Indian healthcare industry portrays contrasting pictures in metro cities and rural areas: Deloitte chief
Indian healthcare industry is now portraying a contrasting picture. On the one hand, there is the presence of corporate hospitals in the metro cities, while on the other hand there is the grossly inadequate health infrastructure in the rural areas of the country.
Although the Indian health care industry is on a robust growth phase and expected to touch US$ 250 billion by 2020, the growth has been lopsided and restricted to urban regions. Only 13 per cent of the rural population has access to a primary healthcare centre and 9.6 per cent to a hospital. The infrastructure to cater to the burgeoning demand falls short on various parameters including availability of hospital beds, physicians, extent of government spending on healthcare.
This limited supply is also skewed in favour of the metros and big cities while, small towns and rural India face a huge shortage making them rely almost entirely on the government health infrastructure, which is severely strained, Charu Sehgal, senior director, Deloitte Touche Tohmatsu India Private Limited told Pharmabiz.
The government healthcare expenditure is lowest in the world at 0.9 per cent and the private spending is highest among the BRIC (Brazil, Russia, India and China) countries.

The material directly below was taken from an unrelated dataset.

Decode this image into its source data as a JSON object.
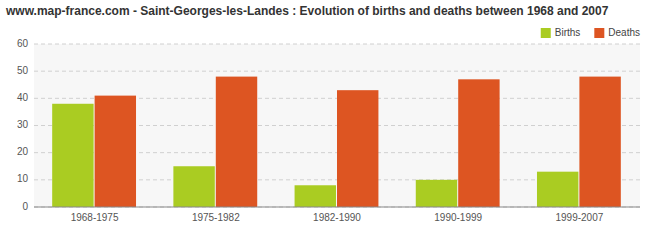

“The biggest challenge before healthcare providers is to increase quality supply while at the same time ensure that it is affordable to patients in the economically backward category,” she added.
Related to this, the challenge is to increase and improve availability and reach of healthcare services. It is also important to address the affordability for patients with innovative health financing mechanisms and ensure quality care adhering to ethically appropriate guidelines, she added.
The industry is also coping with the challenge of having to balance the inherent high investment in healthcare delivery by bringing in operational efficiencies and cost optimization.
The shortage of adequately trained human resources covering doctors, nurses and paramedics is likely to be a huge bottleneck in growth of this sector, she pointed out. However recent trends witnessed include frugal innovations to reduce cost and harness innovative technology to enhance mobile health. Efforts by the government through social insurance can improve availability of healthcare through various public-private partnerships, stated Sehgal.
While the sector is attracting investments from venture capitalists and private equity firms, funding has been selective and backed by prudent due-diligence. The potential as well as the need for large investments required to bridge the demand-supply gap makes the health sector an attractive option for PEs and VCs.
However, value creation in health delivery is time-consuming making the investment ‘relatively longer-term’ for it to yield attractive returns and remain sustainable. In fact, PE and VC investments have been forthcoming across the healthcare value chain covering providers, medical technology companies, diagnostics and pharmaceuticals. These have been backed by a strong business and growth strategy, financial transparency and quality of leadership, stated Sehgal.